Like many retail chains, Tire Kingdom International (TKI) Inc. is scrambling to account for all Gulf Coast employees who worked in the hurricane-stricken areas and rush supplies to them.
TKI President and CEO Orland Wolford said the dealership has located and accounted for 140 workers, which is a majority, but he wasn't sure how many are still missing. Many workers have shown up at TKI stores in other parts of the country for work, Mr. Wolford said.
``I guess some of them (in New Orleans) got in vehicles and didn't know where they were going until they got there. When they show up in a town, they just come to us,'' he said. ``Wherever that town is, we just put them to work and give them a place to stay.''
So far, TKI has determined that 16 of its 20 stores in Louisiana and Mississippi were impacted to some degree, including five or six in New Orleans that took ``pretty substantial damage,'' Mr.
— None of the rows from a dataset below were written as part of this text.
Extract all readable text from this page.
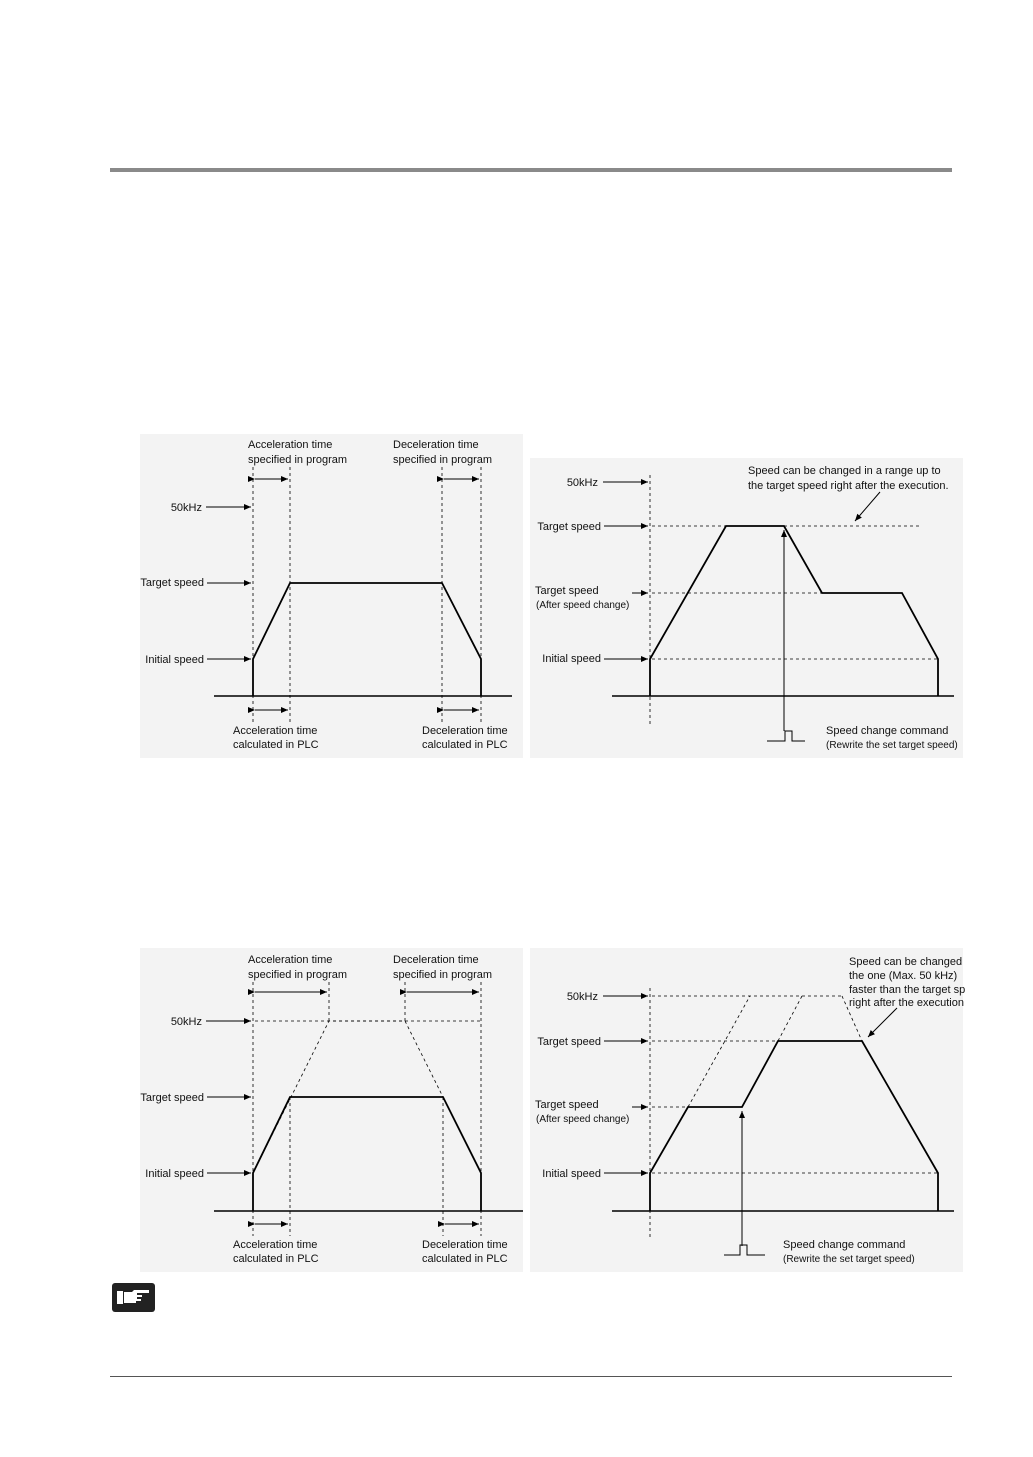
Acceleration time
specified in program
Deceleration time
specified in program
50kHz
Target speed
Initial speed
Acceleration time
calculated in PLC
Deceleration time
calculated in PLC
50kHz
Speed can be changed in a range up to
the target speed right after the execution.
Target speed
Target speed
(After speed change)
Initial speed
Speed change command
(Rewrite the set target speed)
Acceleration time
specified in program
Deceleration time
specified in program
50kHz
Target speed
Initial speed
Acceleration time
calculated in PLC
Deceleration time
calculated in PLC
Speed can be changed
the one (Max. 50 kHz)
faster than the target sp
right after the execution
50kHz
Target speed
Target speed
(After speed change)
Initial speed
Speed change command
(Rewrite the set target speed)
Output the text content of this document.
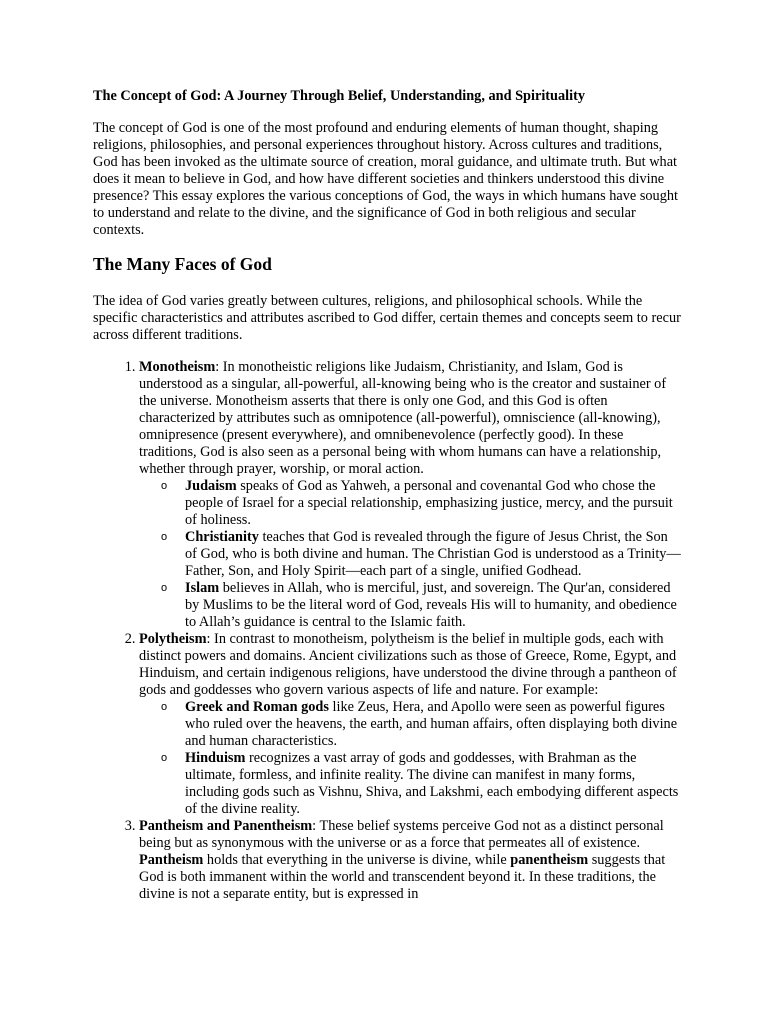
The Concept of God: A Journey Through Belief, Understanding, and Spirituality

The concept of God is one of the most profound and enduring elements of human thought, shaping religions, philosophies, and personal experiences throughout history. Across cultures and traditions, God has been invoked as the ultimate source of creation, moral guidance, and ultimate truth. But what does it mean to believe in God, and how have different societies and thinkers understood this divine presence? This essay explores the various conceptions of God, the ways in which humans have sought to understand and relate to the divine, and the significance of God in both religious and secular contexts.

The Many Faces of God

The idea of God varies greatly between cultures, religions, and philosophical schools. While the specific characteristics and attributes ascribed to God differ, certain themes and concepts seem to recur across different traditions.

1. Monotheism: In monotheistic religions like Judaism, Christianity, and Islam, God is understood as a singular, all-powerful, all-knowing being who is the creator and sustainer of the universe. Monotheism asserts that there is only one God, and this God is often characterized by attributes such as omnipotence (all-powerful), omniscience (all-knowing), omnipresence (present everywhere), and omnibenevolence (perfectly good). In these traditions, God is also seen as a personal being with whom humans can have a relationship, whether through prayer, worship, or moral action.
o Judaism speaks of God as Yahweh, a personal and covenantal God who chose the people of Israel for a special relationship, emphasizing justice, mercy, and the pursuit of holiness.
o Christianity teaches that God is revealed through the figure of Jesus Christ, the Son of God, who is both divine and human. The Christian God is understood as a Trinity—Father, Son, and Holy Spirit—each part of a single, unified Godhead.
o Islam believes in Allah, who is merciful, just, and sovereign. The Qur'an, considered by Muslims to be the literal word of God, reveals His will to humanity, and obedience to Allah’s guidance is central to the Islamic faith.
2. Polytheism: In contrast to monotheism, polytheism is the belief in multiple gods, each with distinct powers and domains. Ancient civilizations such as those of Greece, Rome, Egypt, and Hinduism, and certain indigenous religions, have understood the divine through a pantheon of gods and goddesses who govern various aspects of life and nature. For example:
o Greek and Roman gods like Zeus, Hera, and Apollo were seen as powerful figures who ruled over the heavens, the earth, and human affairs, often displaying both divine and human characteristics.
o Hinduism recognizes a vast array of gods and goddesses, with Brahman as the ultimate, formless, and infinite reality. The divine can manifest in many forms, including gods such as Vishnu, Shiva, and Lakshmi, each embodying different aspects of the divine reality.
3. Pantheism and Panentheism: These belief systems perceive God not as a distinct personal being but as synonymous with the universe or as a force that permeates all of existence. Pantheism holds that everything in the universe is divine, while panentheism suggests that God is both immanent within the world and transcendent beyond it. In these traditions, the divine is not a separate entity, but is expressed in
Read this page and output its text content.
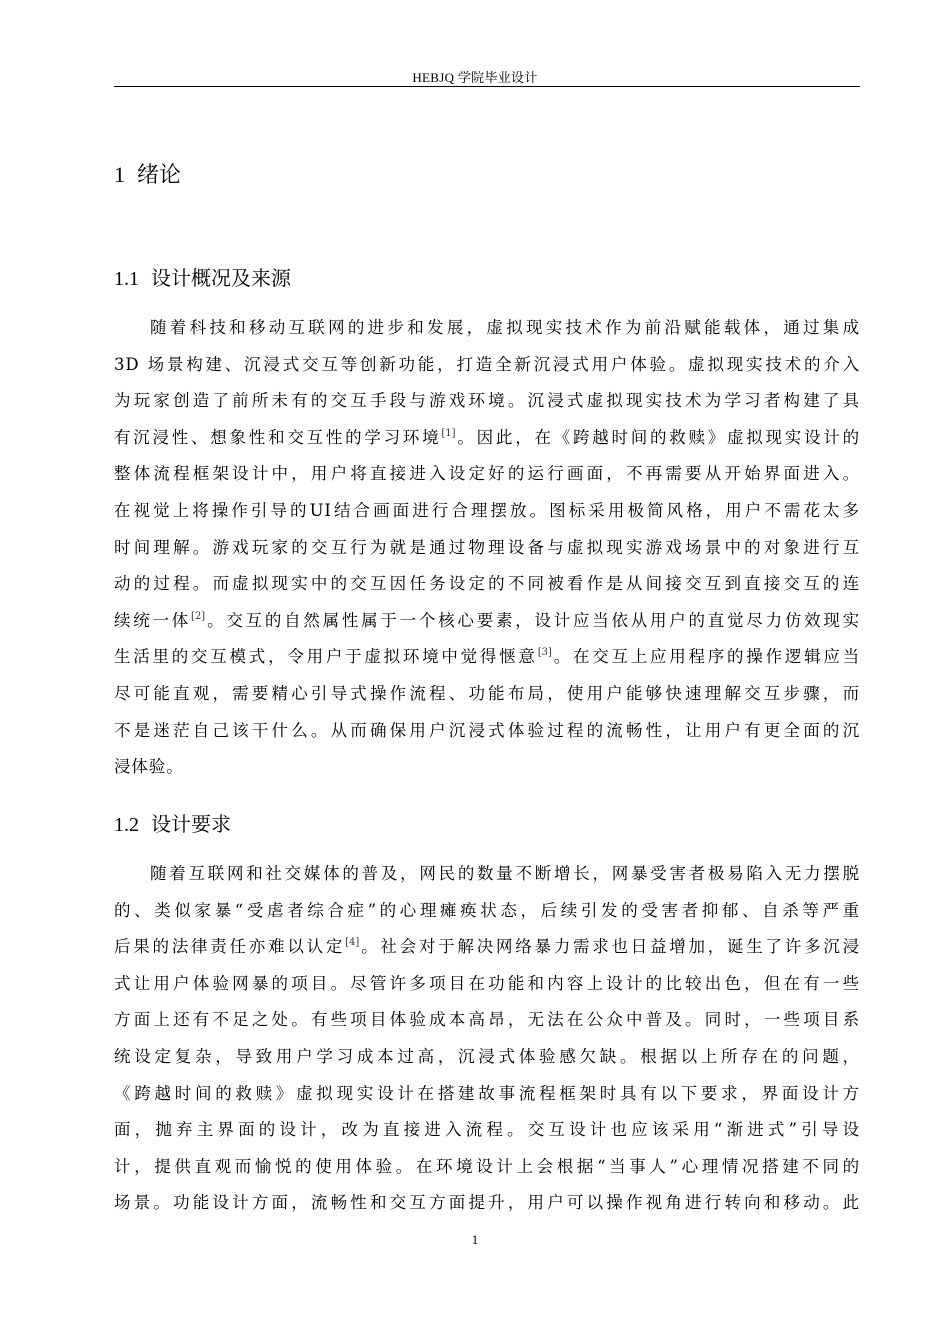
HEBJQ 学院毕业设计
1 绪论
1.1 设计概况及来源
随着科技和移动互联网的进步和发展，虚拟现实技术作为前沿赋能载体，通过集成
3D 场景构建、沉浸式交互等创新功能，打造全新沉浸式用户体验。虚拟现实技术的介入
为玩家创造了前所未有的交互手段与游戏环境。沉浸式虚拟现实技术为学习者构建了具
有沉浸性、想象性和交互性的学习环境[1]。因此，在《跨越时间的救赎》虚拟现实设计的
整体流程框架设计中，用户将直接进入设定好的运行画面，不再需要从开始界面进入。
在视觉上将操作引导的UI结合画面进行合理摆放。图标采用极简风格，用户不需花太多
时间理解。游戏玩家的交互行为就是通过物理设备与虚拟现实游戏场景中的对象进行互
动的过程。而虚拟现实中的交互因任务设定的不同被看作是从间接交互到直接交互的连
续统一体[2]。交互的自然属性属于一个核心要素，设计应当依从用户的直觉尽力仿效现实
生活里的交互模式，令用户于虚拟环境中觉得惬意[3]。在交互上应用程序的操作逻辑应当
尽可能直观，需要精心引导式操作流程、功能布局，使用户能够快速理解交互步骤，而
不是迷茫自己该干什么。从而确保用户沉浸式体验过程的流畅性，让用户有更全面的沉
浸体验。
1.2 设计要求
随着互联网和社交媒体的普及，网民的数量不断增长，网暴受害者极易陷入无力摆脱
的、类似家暴“受虐者综合症”的心理瘫痪状态，后续引发的受害者抑郁、自杀等严重
后果的法律责任亦难以认定[4]。社会对于解决网络暴力需求也日益增加，诞生了许多沉浸
式让用户体验网暴的项目。尽管许多项目在功能和内容上设计的比较出色，但在有一些
方面上还有不足之处。有些项目体验成本高昂，无法在公众中普及。同时，一些项目系
统设定复杂，导致用户学习成本过高，沉浸式体验感欠缺。根据以上所存在的问题，
《跨越时间的救赎》虚拟现实设计在搭建故事流程框架时具有以下要求，界面设计方
面，抛弃主界面的设计，改为直接进入流程。交互设计也应该采用“渐进式”引导设
计，提供直观而愉悦的使用体验。在环境设计上会根据“当事人”心理情况搭建不同的
场景。功能设计方面，流畅性和交互方面提升，用户可以操作视角进行转向和移动。此
1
Wolford said. The status of a store in Mississippi is still unknown.
Seven of the stores had reopened as of Sept. 8. Ironically, Mr. Wolford said he had spoken with his CFO only recently on how TKI is almost finished paying for damages incurred from four hurricanes that struck Florida last summer. All stores damaged from the 2004 storms are operational. TKI parent TBC Corp. said it does not expect the present disruptions to have any material impact on its third quarter, which ends Sept. 30.
TKI has set up an emergency center in Baton Rouge, La., which has emergency contact numbers displaced workers can use to call the headquarters in Juno Beach. Memphis, Tenn.-based TBC will be sending food, clothes, generators, equipment and other supplies to Baton Rouge and perhaps to other areas where its employees have fled. Mr. Wolford added that his human resources director is already at the center trying to get cash for everybody.